But she was not. Her fingers grazed his nape, and she felt absurdly

comfortable in his arms. He was dragging her out to the hay, she

thought, and she did not care.

Nor was there anything secretive or furtive about his action. He moved

with long strides and went down the stairway with little effort to be

quiet. He opened the front door, bracing her weight with one arm, then

let it close behind him. He stood on the porch and looked out into the

night. Then he stared at her, and she knew that she was smiling.

"Where am I heading?"

"I don't know."

"Where do the hands sleep?"

"In the bunkhouse, by the far barn."

"Then I want the first barn?" he demanded softly. She couldn't answer

him.

She wasn't sure what the question was. All she could think was that he

meant her to sleep in the hay.

She wasn't sure what else he meant for her to do there, but though she

was in his arms now, and though he carried her with a certain force, she

suddenly knew that what happened would be her choice. Still, he had

caught hold of something deep within her, and she wasn't angry.

She smiled again as she looked at him and told him primly, "You, sir,

are completely audacious." "Maybe," he said, and smiled in return. Then

it seemed they were locked there in the night, their eyes touching, and

something else touching maybe, with the tenderness of the laughter they

shared.

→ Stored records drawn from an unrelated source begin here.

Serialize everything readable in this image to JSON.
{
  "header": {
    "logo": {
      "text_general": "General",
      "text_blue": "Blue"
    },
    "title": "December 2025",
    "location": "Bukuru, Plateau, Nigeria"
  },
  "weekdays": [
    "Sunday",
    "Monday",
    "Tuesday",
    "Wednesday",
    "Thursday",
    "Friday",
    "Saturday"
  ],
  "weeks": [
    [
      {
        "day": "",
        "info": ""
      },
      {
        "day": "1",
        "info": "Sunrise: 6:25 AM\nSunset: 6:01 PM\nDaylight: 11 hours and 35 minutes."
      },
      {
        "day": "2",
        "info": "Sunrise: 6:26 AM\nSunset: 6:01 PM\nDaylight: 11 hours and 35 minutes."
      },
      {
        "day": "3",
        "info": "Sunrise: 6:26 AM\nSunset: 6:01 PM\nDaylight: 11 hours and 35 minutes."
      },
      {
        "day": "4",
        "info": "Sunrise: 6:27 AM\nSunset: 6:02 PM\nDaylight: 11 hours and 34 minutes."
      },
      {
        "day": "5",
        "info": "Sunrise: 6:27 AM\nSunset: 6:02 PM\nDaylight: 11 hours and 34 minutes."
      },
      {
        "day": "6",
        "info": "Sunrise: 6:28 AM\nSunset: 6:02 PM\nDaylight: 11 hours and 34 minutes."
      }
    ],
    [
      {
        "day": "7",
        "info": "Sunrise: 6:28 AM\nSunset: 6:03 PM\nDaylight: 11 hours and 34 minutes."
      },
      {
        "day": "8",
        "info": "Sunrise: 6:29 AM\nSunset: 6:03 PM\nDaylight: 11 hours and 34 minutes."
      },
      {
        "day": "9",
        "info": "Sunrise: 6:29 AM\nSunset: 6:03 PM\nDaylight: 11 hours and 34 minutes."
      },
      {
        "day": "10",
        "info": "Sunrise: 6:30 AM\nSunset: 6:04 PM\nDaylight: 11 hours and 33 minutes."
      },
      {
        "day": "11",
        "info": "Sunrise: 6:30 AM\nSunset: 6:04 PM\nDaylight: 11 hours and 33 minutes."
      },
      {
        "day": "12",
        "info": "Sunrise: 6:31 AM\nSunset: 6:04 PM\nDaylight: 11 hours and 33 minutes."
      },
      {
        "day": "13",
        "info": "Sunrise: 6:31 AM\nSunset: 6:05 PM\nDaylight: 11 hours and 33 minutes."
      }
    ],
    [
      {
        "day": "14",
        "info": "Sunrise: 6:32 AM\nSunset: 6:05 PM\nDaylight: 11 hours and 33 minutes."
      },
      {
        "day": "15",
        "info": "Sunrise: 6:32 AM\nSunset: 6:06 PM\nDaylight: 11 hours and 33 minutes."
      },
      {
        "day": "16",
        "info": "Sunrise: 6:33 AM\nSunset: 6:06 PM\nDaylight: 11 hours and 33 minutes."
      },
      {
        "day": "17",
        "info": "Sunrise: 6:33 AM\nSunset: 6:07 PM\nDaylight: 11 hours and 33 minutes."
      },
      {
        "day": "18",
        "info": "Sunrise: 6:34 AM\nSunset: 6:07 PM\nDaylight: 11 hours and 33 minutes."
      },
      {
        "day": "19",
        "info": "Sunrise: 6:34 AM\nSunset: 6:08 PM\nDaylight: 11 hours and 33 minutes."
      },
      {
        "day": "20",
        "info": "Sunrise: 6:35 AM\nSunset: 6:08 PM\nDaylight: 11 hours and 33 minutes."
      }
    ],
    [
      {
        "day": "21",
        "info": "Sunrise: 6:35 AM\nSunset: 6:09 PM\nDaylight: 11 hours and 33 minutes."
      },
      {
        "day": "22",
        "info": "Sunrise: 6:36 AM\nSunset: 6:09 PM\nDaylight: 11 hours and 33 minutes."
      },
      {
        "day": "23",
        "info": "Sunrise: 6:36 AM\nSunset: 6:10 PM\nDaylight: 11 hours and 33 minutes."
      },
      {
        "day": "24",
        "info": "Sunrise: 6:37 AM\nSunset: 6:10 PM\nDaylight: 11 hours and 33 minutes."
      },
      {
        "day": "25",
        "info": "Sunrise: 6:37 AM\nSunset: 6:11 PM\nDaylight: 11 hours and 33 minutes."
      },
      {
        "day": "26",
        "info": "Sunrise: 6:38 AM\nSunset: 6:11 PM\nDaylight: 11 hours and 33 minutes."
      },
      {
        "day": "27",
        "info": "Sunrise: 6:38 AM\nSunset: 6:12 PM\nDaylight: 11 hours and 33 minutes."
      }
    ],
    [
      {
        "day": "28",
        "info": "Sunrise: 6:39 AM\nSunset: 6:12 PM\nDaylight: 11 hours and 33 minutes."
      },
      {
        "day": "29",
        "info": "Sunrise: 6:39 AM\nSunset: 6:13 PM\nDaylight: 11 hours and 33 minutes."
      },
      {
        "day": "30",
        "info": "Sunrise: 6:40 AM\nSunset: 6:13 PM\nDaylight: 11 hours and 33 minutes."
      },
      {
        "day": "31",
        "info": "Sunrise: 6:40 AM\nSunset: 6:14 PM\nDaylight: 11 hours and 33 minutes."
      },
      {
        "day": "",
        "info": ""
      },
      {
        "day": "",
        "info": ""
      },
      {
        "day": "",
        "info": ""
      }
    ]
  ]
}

Then the laughter faded.

He pulled her more tightly against him, higher within his arms. And as

she watched him, fascinated, in the glow of the moonbeams, his lips

parted upon hers, and the world seemed to explode as his kiss entered

into her.

Darkness swirled around her, and sensation took flight. She had to get

away from him. and quickly.

No. she had to stay. She was where she wanted to be. Exactly where she

wanted to be.

Chapter Eight.

He carried her, in the moonlit night, to the barn. He entered it and

laid her, in her cocoon of covers, in the rear of the building, where

soft alfalfa lay freed from its bales, ready to be tossed to the horses.

The smell of the hay was sweet, almost intoxicating.

He lay down beside her and brought the back of his hand against her

cheek, touching the length of it, as if he studied just her cheek and

found the form and texture both beautiful and fascinating. Then his

finger roamed over the damp fullness of her lip. He watched the movement

as he touched her, then his eyes met hers. She could still feel, in her

memo~j, in the pulse that seemed to beat throughout her, the touch of

his lips against hers. And yet when he kissed her again, though the feel

was poignant, she knew that he would move away when he did.

He lay back against the hay, staring at the rafters and the ceiling.

He groaned softly, then rolled suddenly, violently, to face her again.

He didn't touch her, but leaned on an elbow to stare at her

reproachfully.

"You couldn't have just arranged a room, for me, huh?"

"You couldn't have just stuck around for a while, huh?" ahe retorted.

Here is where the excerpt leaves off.